Customs and Border Protection officials say that ports of entry into the United States are overwhelmed. At the same time, migrants who have entered the U.S. already face terrible conditions at overcrowded camps. Just this week, one center was found with 255 children lacking food, water, and sanitation — where children as young as eight were made to take care of toddlers separated from their families.
Instead of taking emergency humanitarian action in these dire conditions, the Trump Administration has cut services to migrant minors, like English lessons and recreation, while treating the issue with xenophobia and cruelty instead of with smart problem-solving, compassion and humanity. Trump is trying to raise funding to build a wall that would not stop the situation instead of working to keep everyone safe and looking at the heart of the crisis.
The government in El Salvador urged its people to stay put as they attempted to fix the economic conditions and poverty that is forcing so many to seek a better life.
“Our country is in mourning, again,” Minister of Foreign Affairs Alexandra Hill said according to CNN. “I beg you, to all the families, parents, don’t risk it.
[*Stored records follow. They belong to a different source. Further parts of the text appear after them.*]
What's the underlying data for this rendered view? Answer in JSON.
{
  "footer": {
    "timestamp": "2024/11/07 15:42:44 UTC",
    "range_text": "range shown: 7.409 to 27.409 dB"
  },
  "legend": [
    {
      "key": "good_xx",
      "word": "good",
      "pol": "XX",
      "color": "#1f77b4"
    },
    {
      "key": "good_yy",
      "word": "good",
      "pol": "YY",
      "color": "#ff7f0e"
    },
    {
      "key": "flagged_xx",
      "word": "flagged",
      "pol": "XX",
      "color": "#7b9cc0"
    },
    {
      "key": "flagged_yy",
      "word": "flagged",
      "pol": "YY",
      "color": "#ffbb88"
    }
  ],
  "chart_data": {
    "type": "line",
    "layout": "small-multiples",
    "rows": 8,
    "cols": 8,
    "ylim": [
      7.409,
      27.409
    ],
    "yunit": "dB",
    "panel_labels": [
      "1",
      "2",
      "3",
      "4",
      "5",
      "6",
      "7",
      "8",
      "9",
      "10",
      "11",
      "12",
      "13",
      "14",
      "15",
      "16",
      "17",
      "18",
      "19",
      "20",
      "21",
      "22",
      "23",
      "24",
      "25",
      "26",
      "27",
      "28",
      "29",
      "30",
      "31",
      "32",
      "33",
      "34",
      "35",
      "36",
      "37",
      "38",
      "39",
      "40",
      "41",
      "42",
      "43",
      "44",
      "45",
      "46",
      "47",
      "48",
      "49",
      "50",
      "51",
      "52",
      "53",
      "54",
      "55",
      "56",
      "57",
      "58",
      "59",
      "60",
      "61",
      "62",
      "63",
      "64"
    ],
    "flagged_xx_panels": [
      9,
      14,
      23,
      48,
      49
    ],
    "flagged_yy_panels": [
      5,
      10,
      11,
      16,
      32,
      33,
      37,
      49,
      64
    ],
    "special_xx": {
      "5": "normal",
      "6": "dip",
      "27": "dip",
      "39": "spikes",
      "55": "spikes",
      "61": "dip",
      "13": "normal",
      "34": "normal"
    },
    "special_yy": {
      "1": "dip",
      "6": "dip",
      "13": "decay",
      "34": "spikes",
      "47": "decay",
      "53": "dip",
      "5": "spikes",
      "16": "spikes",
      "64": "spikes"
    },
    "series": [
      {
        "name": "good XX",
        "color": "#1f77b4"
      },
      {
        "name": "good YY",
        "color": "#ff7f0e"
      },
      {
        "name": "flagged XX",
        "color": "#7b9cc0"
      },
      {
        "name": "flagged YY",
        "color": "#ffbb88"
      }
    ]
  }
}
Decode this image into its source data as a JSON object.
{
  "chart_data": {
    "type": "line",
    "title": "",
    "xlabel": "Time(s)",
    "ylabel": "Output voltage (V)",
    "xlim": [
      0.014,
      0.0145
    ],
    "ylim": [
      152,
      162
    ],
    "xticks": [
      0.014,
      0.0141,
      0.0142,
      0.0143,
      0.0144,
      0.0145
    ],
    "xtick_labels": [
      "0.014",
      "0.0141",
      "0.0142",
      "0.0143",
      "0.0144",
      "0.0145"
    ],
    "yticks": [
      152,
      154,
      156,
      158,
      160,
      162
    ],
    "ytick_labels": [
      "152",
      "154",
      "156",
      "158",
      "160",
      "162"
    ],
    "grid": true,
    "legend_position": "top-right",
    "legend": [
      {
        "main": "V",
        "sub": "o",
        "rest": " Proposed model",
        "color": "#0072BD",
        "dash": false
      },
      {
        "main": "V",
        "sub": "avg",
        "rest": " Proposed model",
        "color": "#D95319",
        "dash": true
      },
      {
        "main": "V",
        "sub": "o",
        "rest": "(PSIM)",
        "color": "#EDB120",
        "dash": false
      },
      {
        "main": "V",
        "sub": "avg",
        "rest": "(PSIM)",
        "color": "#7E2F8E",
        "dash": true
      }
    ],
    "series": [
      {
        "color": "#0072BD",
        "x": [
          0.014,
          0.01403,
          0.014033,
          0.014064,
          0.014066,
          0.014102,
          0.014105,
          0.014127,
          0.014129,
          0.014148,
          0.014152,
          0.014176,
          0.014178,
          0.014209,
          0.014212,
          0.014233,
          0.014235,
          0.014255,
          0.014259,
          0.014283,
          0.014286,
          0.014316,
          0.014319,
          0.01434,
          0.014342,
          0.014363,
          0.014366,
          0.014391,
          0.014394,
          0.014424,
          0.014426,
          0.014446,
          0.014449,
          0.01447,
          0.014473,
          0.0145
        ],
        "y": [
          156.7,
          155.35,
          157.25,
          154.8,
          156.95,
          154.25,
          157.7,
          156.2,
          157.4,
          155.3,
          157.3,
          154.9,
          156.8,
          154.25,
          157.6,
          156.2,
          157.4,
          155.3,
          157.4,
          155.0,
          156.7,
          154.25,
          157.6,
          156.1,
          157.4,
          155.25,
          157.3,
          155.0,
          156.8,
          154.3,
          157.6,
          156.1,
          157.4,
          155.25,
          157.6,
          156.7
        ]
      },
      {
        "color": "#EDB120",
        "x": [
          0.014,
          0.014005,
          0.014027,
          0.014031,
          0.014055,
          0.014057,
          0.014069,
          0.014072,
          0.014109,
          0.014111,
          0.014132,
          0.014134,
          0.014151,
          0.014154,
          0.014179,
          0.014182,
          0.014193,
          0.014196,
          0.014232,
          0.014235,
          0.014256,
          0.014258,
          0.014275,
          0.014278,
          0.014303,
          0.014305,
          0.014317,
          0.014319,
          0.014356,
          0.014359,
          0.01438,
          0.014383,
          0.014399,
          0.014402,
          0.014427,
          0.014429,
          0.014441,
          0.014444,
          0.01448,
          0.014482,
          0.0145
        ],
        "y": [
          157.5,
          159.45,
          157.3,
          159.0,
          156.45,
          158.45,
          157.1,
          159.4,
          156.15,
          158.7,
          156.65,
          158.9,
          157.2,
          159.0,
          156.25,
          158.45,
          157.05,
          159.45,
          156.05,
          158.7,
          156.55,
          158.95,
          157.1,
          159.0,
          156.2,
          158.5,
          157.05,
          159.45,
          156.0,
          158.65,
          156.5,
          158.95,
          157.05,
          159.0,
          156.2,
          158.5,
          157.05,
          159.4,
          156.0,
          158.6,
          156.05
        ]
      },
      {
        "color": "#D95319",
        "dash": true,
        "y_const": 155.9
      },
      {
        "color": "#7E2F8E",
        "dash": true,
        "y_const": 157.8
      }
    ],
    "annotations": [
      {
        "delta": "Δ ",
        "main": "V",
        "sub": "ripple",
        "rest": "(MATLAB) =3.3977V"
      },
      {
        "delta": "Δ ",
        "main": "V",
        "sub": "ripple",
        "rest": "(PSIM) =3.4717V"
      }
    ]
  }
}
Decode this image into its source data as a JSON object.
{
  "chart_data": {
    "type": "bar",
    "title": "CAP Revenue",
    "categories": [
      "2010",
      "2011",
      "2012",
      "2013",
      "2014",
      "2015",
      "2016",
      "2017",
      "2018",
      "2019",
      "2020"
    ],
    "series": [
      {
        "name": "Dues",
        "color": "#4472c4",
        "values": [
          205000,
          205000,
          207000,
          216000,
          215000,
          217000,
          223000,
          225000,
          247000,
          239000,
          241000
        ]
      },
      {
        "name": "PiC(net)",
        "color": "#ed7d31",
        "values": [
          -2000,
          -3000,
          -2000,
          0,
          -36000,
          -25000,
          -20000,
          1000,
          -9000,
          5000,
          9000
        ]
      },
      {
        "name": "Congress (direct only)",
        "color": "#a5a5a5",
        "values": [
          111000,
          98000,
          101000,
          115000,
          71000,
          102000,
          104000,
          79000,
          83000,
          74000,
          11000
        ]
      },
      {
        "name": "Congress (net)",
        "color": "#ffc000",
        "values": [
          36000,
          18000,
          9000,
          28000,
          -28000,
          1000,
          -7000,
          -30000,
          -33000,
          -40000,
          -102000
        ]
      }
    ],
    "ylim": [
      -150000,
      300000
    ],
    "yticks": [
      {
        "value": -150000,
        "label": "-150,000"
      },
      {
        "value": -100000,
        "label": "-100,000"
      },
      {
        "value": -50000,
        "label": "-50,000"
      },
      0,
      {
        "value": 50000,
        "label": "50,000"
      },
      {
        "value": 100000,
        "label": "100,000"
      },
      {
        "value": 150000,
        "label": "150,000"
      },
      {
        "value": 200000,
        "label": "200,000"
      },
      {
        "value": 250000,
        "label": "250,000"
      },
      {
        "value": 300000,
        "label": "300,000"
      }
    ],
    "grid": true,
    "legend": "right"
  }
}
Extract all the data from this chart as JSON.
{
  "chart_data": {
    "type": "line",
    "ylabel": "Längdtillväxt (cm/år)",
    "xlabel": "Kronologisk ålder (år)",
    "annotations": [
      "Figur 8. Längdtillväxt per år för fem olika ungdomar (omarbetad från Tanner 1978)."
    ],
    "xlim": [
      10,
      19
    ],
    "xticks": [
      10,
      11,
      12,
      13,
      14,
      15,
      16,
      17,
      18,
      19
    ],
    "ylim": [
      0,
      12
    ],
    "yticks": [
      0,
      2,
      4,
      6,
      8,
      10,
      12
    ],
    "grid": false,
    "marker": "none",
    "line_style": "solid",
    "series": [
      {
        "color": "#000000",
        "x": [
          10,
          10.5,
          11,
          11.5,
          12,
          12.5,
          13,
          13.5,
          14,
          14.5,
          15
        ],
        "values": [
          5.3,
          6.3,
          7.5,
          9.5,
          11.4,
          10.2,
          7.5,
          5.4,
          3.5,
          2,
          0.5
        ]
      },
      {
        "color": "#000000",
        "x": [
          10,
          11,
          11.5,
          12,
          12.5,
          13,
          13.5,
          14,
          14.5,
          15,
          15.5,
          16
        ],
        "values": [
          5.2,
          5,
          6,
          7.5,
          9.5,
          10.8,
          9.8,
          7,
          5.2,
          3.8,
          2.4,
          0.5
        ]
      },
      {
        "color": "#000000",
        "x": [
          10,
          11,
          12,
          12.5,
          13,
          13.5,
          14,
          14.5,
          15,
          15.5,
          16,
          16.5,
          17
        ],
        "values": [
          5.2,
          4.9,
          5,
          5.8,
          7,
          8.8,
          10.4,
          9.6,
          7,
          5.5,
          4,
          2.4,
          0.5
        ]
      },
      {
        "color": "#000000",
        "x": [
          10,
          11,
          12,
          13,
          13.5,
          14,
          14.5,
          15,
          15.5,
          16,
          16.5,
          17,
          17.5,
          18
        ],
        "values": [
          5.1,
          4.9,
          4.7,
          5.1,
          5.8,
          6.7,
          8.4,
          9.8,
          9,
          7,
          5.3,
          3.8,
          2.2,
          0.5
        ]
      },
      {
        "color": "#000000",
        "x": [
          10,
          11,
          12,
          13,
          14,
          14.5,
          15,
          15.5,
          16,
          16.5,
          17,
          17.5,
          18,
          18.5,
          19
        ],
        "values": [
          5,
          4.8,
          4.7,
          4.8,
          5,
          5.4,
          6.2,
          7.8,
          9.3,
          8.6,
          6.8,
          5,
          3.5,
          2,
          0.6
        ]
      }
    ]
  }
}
Life is worth a lot more.”
Newly-elected President Nayib Bukele said that the bodies would be returned to El Salvador, and that the family would receive financial help from the government.
The picture is reminiscent of the image of a drowned 3-year-old boy named Aylan Kurdi, whose body washed up on a beach in Turkey after his family tried to escape the violence in Syria. In that case, the haunting photo led politicians across Europe to take a closer look at their immigration policies as millions fled horrifying conditions in their homelands.
We can only hope that the final image of Oscar Ramírez and his baby daughter will also move the United States to action.